Workman found John Emerich Edward Dalberg-Acton's statement quoted in Butterfield (Citation1948: 213–14).

A desire similar to Holsinger's informs the contributions to issues 1/2 of Palgrave's new journal, postmedieval, entitled When Did We Become Post/human?: Virtual Bodies in Cybernetics, Literature, and Informatics (2010). This new presentist journal is ‘devoted to the ways in which medieval literary studies were being reconceived and redefined with the models for social and cultural history developed in contemporary work on cultural studies and postmodern theory’ http://www.siue.edu/∼ejoy/postmedievalProspectus.htm).

On Guyot's Castle Guédelon, Northern Burgundy, as a medievalist memorial site, see Utz (Citation2004), and Minard and Folcher (2003).

See, for example, the thoughtful, but negative view of medievalism (studies) by Matthews (Citation2010: 758–59): ‘There is a strong suggestion … that what tends to happen over time is that medieval studies passes into medievalism; as it ceaselessly updates itself, medieval studies expels what it no longer wishes to recognize as part of itself.

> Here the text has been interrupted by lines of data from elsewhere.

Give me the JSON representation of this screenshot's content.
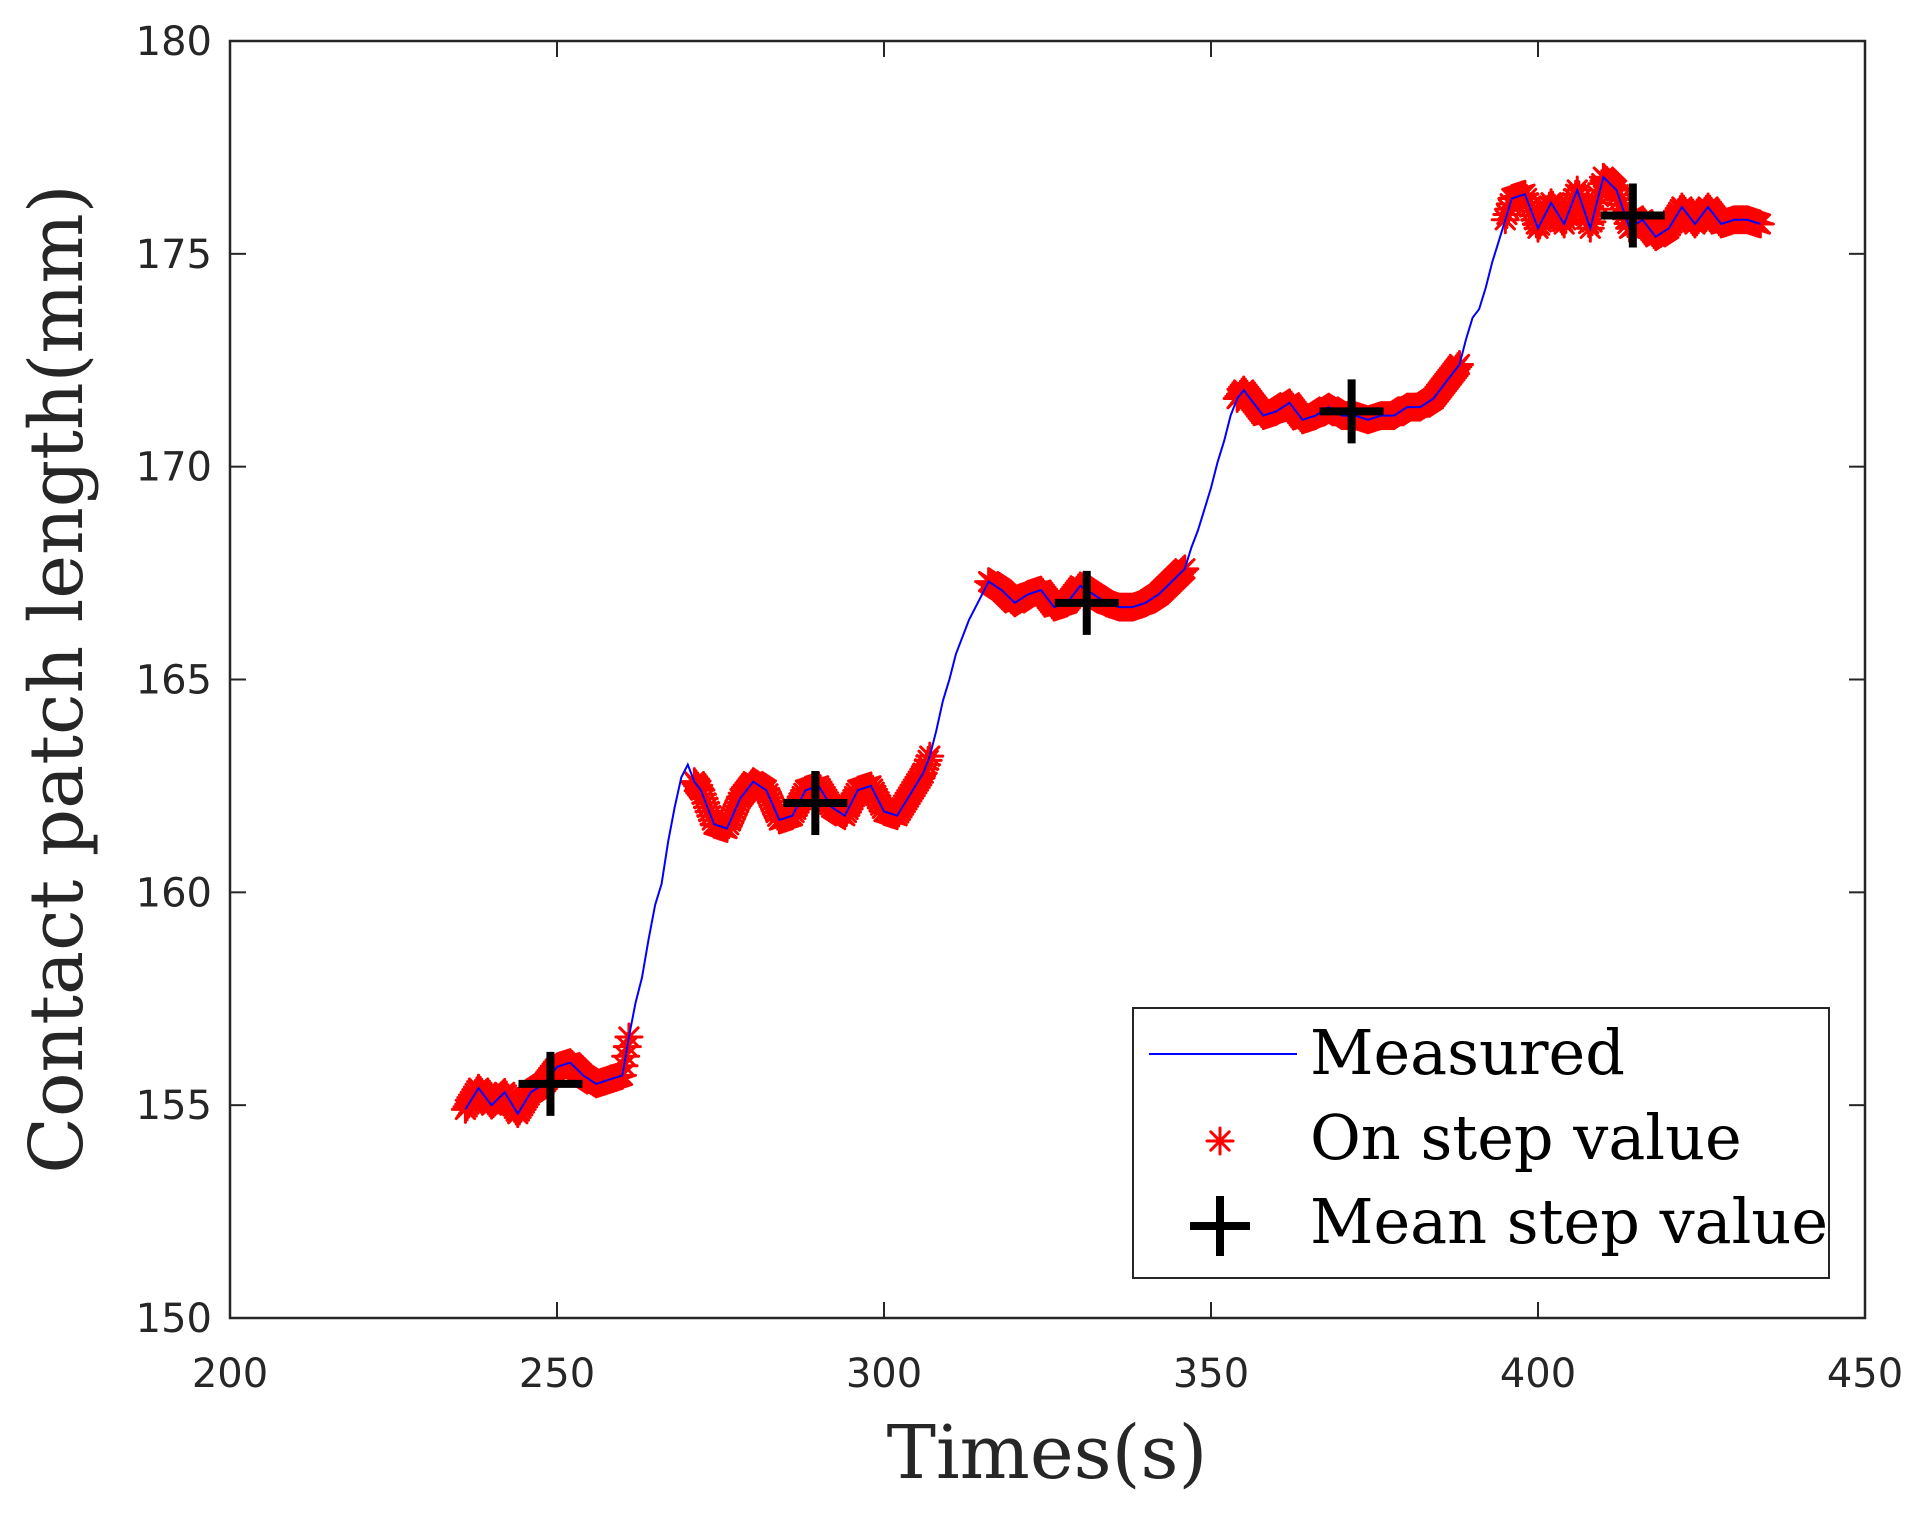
{
  "chart_data": {
    "type": "line",
    "xlabel": "Times(s)",
    "ylabel": "Contact patch length(mm)",
    "xlim": [
      200,
      450
    ],
    "ylim": [
      150,
      180
    ],
    "xticks": [
      "200",
      "250",
      "300",
      "350",
      "400",
      "450"
    ],
    "yticks": [
      "150",
      "155",
      "160",
      "165",
      "170",
      "175",
      "180"
    ],
    "legend": {
      "position": "bottom-right",
      "entries": [
        "Measured",
        "On step value",
        "Mean step value"
      ]
    },
    "series": [
      {
        "name": "Measured",
        "style": "line",
        "x": [
          236,
          238,
          240,
          242,
          244,
          246,
          248,
          250,
          252,
          254,
          256,
          258,
          260,
          261,
          262,
          263,
          264,
          265,
          266,
          267,
          268,
          269,
          270,
          271,
          272,
          274,
          276,
          278,
          280,
          282,
          284,
          286,
          288,
          290,
          292,
          294,
          296,
          298,
          300,
          302,
          304,
          306,
          307,
          308,
          309,
          310,
          311,
          312,
          313,
          314,
          315,
          316,
          318,
          320,
          322,
          324,
          326,
          328,
          330,
          332,
          334,
          336,
          338,
          340,
          342,
          344,
          346,
          347,
          348,
          349,
          350,
          351,
          352,
          353,
          354,
          355,
          356,
          358,
          360,
          362,
          364,
          366,
          368,
          370,
          372,
          374,
          376,
          378,
          380,
          382,
          384,
          386,
          388,
          389,
          390,
          391,
          392,
          393,
          394,
          395,
          396,
          398,
          400,
          402,
          404,
          406,
          408,
          410,
          412,
          414,
          416,
          418,
          420,
          422,
          424,
          426,
          428,
          430,
          432,
          434
        ],
        "y": [
          154.9,
          155.4,
          155.0,
          155.3,
          154.8,
          155.3,
          155.5,
          155.9,
          156.0,
          155.7,
          155.5,
          155.6,
          155.7,
          156.6,
          157.4,
          158.0,
          158.9,
          159.7,
          160.2,
          161.2,
          162.0,
          162.7,
          163.0,
          162.6,
          162.4,
          161.6,
          161.5,
          162.2,
          162.6,
          162.4,
          161.7,
          161.8,
          162.4,
          162.5,
          162.0,
          161.8,
          162.4,
          162.5,
          161.9,
          161.8,
          162.3,
          162.8,
          163.2,
          163.8,
          164.5,
          165.0,
          165.6,
          166.0,
          166.4,
          166.7,
          167.0,
          167.3,
          167.1,
          166.8,
          167.0,
          167.1,
          166.7,
          166.8,
          167.2,
          167.0,
          166.8,
          166.7,
          166.7,
          166.8,
          167.0,
          167.3,
          167.6,
          168.1,
          168.5,
          169.0,
          169.5,
          170.1,
          170.6,
          171.2,
          171.6,
          171.8,
          171.6,
          171.2,
          171.3,
          171.5,
          171.1,
          171.2,
          171.4,
          171.2,
          171.2,
          171.1,
          171.2,
          171.2,
          171.4,
          171.4,
          171.6,
          172.0,
          172.4,
          173.0,
          173.5,
          173.7,
          174.2,
          174.8,
          175.3,
          175.8,
          176.3,
          176.4,
          175.6,
          176.2,
          175.7,
          176.5,
          175.6,
          176.8,
          176.5,
          175.6,
          175.8,
          175.4,
          175.6,
          176.1,
          175.7,
          176.1,
          175.7,
          175.8,
          175.8,
          175.7
        ]
      },
      {
        "name": "On step value",
        "style": "markers",
        "steps": [
          {
            "x_start": 236,
            "x_end": 261,
            "center": 155.5
          },
          {
            "x_start": 271,
            "x_end": 307,
            "center": 162.1
          },
          {
            "x_start": 316,
            "x_end": 346,
            "center": 166.9
          },
          {
            "x_start": 354,
            "x_end": 388,
            "center": 171.3
          },
          {
            "x_start": 395,
            "x_end": 434,
            "center": 175.9
          }
        ]
      },
      {
        "name": "Mean step value",
        "style": "markers",
        "x": [
          249,
          289.5,
          331,
          371.5,
          414.5
        ],
        "y": [
          155.5,
          162.1,
          166.8,
          171.3,
          175.9
        ]
      }
    ],
    "colors": {
      "measured": "#0000ff",
      "on_step": "#ff0000",
      "mean": "#000000",
      "axis": "#262626"
    }
  }
}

Among late twentieth-century works, we could consider the example of D.W. Robertson's A Preface to Chaucer (1962) and ask whether it is going the same way. In contemporary Chaucer criticism, Robertson's work is chiefly cited to point out where it went wrong, to highlight the follies of exegetical criticism. In other words, its function has become one of differentiation—modern scholarship marks itself out by comparison with it, just as literary and political histories previously marked themselves out against [Thomas] Warton and [William] Stubbs. Such works are expelled from medieval studies and become medievalism.’

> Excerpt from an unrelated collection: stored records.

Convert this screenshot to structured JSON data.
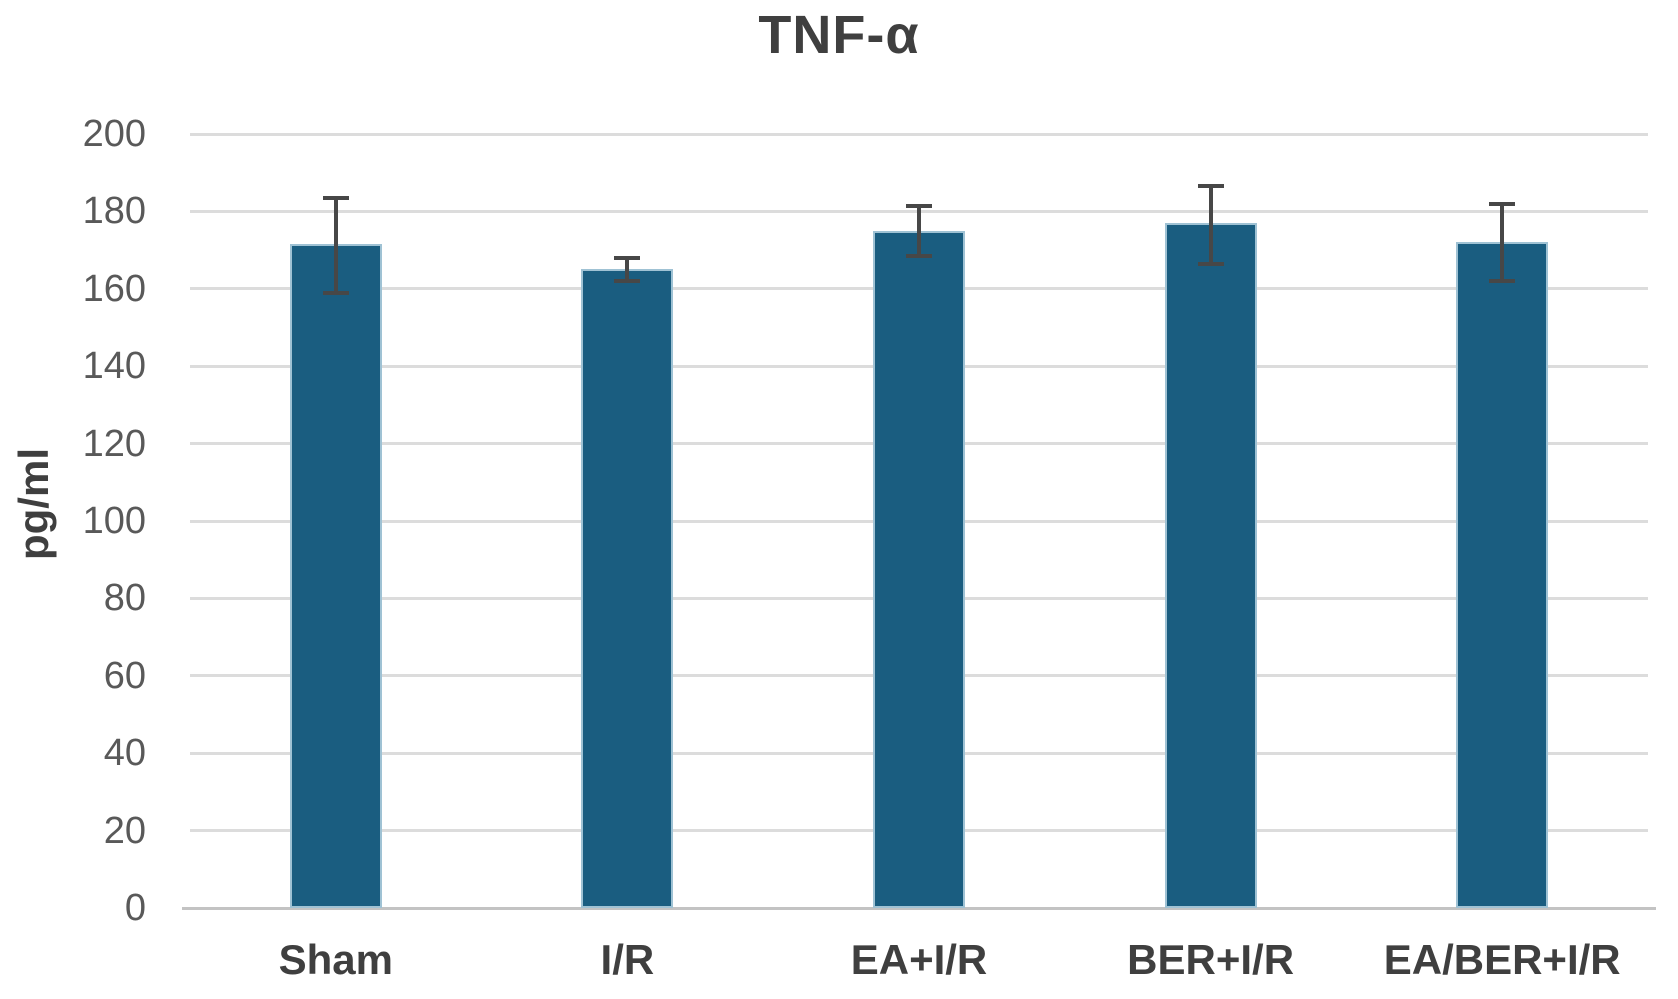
{
  "page": {
    "background": "#ffffff"
  },
  "chart_data": {
    "type": "bar",
    "title": "TNF-α",
    "ylabel": "pg/ml",
    "xlabel": "",
    "categories": [
      "Sham",
      "I/R",
      "EA+I/R",
      "BER+I/R",
      "EA/BER+I/R"
    ],
    "values": [
      171.5,
      165,
      175,
      177,
      172
    ],
    "error_bars": {
      "upper": [
        183.5,
        168,
        181.5,
        186.5,
        182
      ],
      "lower": [
        159,
        162,
        168.5,
        166.5,
        162
      ]
    },
    "ylim": [
      0,
      200
    ],
    "ytick_step": 20,
    "ytick_labels": [
      "0",
      "20",
      "40",
      "60",
      "80",
      "100",
      "120",
      "140",
      "160",
      "180",
      "200"
    ],
    "grid": "horizontal",
    "legend": "none",
    "colors": {
      "bar": "#1a5d80",
      "bar_border": "#9fc2d4",
      "gridline": "#dcdcdc",
      "axis_line": "#c3c3c3",
      "error_bar": "#474747",
      "tick_text": "#595959",
      "category_text": "#3f3f3f",
      "title_text": "#3f3f3f"
    }
  }
}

Haydock (Citation2010: 19) prefers not to choose between medievalism and medieval studies and proposes a new term, the somewhat unwieldy ‘medievalistics,’ for our future practices: ‘What I suggest we call medievalistics identifies, analyzes, and theorizes particular constellations of … contingencies, especially their influence on the cultural production of alterities and continuities in relation to a distant but not necessarily remote past.’ Haydock agrees that ‘in the long view medieval studies is a subset of medievalism.’